The x-ray optical system contains millions of minute hollow channels, or capillaries, through which x-rays travel. The tiny channels, each of which measures between 5 and 50 micrometers in diameter, are designed to bend or focus x-rays onto a point of interest, improving contrast and resolution and thus increasing beam efficiency, according to Gibson. Because the lens has the potential to generate higher resolution images than conventional x-ray optics, the human eye may see patterns of breast disease more easily, including the smallest microcalcifications that often are associated with malignant tumors.

“It could be used with film, digital mammography, or digital radiography,” Gibson said. “Our optics can be used with any digital detectors.”

Gibson believes that the lens might eventually replace conventional scatter grids, which guide x-rays to the target and keep them from spreading out to the surrounding areas. The technology being developed at X-Ray Optical might reduce x-ray scatter while also increasing the transmission of primary photons. The end result would be higher contrast and reduced patient dose, at a lower cost and in less time than standard mammography.

Although the company expects better images and improved lesion identification to result, these expectations are based only on studies conducted with phantoms, Gibson said.

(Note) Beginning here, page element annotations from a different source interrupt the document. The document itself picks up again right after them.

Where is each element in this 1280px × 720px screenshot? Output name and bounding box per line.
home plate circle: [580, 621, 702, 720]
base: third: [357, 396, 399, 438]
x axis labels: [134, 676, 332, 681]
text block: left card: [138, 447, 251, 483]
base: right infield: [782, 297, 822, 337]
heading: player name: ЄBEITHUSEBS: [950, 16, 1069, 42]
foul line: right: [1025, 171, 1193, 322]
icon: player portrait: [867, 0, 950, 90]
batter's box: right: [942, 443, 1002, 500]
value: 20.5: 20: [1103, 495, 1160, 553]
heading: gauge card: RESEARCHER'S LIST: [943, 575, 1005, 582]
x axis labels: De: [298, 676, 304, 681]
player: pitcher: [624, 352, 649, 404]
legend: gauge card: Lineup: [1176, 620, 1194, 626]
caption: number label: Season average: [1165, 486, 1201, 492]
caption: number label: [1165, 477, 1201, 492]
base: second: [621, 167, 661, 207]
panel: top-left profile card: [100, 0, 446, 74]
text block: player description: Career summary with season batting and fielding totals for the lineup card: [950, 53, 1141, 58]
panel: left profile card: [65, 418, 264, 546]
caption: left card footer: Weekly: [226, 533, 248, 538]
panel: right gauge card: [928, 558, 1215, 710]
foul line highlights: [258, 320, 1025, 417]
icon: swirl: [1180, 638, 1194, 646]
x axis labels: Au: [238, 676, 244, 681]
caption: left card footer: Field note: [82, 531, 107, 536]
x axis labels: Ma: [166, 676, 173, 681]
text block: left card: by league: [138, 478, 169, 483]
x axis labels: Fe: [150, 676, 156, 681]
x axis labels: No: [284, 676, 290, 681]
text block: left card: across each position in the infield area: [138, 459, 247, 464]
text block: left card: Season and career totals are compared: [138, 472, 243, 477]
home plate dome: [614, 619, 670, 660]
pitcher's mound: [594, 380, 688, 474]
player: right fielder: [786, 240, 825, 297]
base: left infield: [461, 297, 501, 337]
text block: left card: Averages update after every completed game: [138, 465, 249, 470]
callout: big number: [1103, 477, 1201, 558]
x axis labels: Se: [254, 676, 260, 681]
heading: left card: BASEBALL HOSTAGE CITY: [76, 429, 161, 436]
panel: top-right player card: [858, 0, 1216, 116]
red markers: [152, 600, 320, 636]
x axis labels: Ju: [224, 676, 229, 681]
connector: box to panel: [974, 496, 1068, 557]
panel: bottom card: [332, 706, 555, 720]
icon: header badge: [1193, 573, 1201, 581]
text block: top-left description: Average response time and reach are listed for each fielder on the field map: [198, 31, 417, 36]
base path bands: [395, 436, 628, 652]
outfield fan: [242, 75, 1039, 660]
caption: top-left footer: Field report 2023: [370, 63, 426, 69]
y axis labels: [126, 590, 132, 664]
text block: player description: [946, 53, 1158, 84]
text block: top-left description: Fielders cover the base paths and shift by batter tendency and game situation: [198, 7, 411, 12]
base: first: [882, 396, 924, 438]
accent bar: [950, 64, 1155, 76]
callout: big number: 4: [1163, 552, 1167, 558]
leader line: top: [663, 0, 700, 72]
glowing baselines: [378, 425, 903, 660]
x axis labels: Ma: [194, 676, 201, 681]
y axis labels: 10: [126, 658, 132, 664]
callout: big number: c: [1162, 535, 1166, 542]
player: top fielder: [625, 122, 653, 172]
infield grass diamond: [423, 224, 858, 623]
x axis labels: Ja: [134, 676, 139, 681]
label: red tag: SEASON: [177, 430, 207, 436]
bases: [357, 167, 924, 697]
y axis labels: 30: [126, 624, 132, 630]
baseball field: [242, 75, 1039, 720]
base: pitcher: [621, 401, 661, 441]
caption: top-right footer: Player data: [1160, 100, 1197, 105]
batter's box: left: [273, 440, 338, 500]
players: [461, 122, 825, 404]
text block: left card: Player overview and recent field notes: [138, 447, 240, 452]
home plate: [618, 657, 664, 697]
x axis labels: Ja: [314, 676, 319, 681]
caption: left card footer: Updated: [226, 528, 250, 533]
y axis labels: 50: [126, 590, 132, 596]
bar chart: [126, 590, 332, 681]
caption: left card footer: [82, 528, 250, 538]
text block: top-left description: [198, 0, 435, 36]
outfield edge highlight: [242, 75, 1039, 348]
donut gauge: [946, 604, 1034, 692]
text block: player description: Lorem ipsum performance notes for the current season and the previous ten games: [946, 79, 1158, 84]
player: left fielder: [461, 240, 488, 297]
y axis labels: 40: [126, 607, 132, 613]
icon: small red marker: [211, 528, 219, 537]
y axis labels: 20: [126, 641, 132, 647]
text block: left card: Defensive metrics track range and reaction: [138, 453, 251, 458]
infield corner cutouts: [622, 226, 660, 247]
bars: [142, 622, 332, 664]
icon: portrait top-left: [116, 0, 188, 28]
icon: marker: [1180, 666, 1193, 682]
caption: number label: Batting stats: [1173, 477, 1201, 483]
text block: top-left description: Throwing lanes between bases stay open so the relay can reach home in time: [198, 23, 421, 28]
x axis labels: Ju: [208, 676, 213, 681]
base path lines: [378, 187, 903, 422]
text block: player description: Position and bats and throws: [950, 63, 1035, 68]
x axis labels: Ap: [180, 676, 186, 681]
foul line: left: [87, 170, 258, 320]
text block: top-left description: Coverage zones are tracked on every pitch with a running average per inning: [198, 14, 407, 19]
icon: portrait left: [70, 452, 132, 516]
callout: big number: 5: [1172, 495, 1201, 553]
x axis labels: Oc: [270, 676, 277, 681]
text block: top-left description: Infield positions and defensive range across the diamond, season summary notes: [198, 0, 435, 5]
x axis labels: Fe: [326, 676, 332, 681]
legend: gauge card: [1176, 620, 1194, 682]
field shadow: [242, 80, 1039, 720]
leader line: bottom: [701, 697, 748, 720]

The lens design theoretically overcomes an inherent limitation of traditional optics, which does not efficiently guide and control x-rays. When x-rays or neutrons enter a glass capillary, they reflect off the inner surface with little loss of intensity.

The company was founded in 1990 on the core technology from which the medical x-ray lens is evolving: hollow glass tubes that control the path of x-rays and cold/thermal neutrons. X-Ray Optical has parlayed this technology into customized devices used in materials analyzers sold by other companies. It also makes products tailored for government, university, and industrial laboratories.

The x-ray lens intended for medical applications is being developed in cooperation with the University of Wisconsin and the Center for X-Ray Optics at the University of Albany under a two-year, $750,000 grant from the National Institutes of Health. Gibson is not certain when the product will be commercialized. Its first release, however, will probably take the form of an add-on to existing systems.

“That would be the easiest way to get it into use,” Gibson said. “But eventually, we’d hope to place it on new systems.”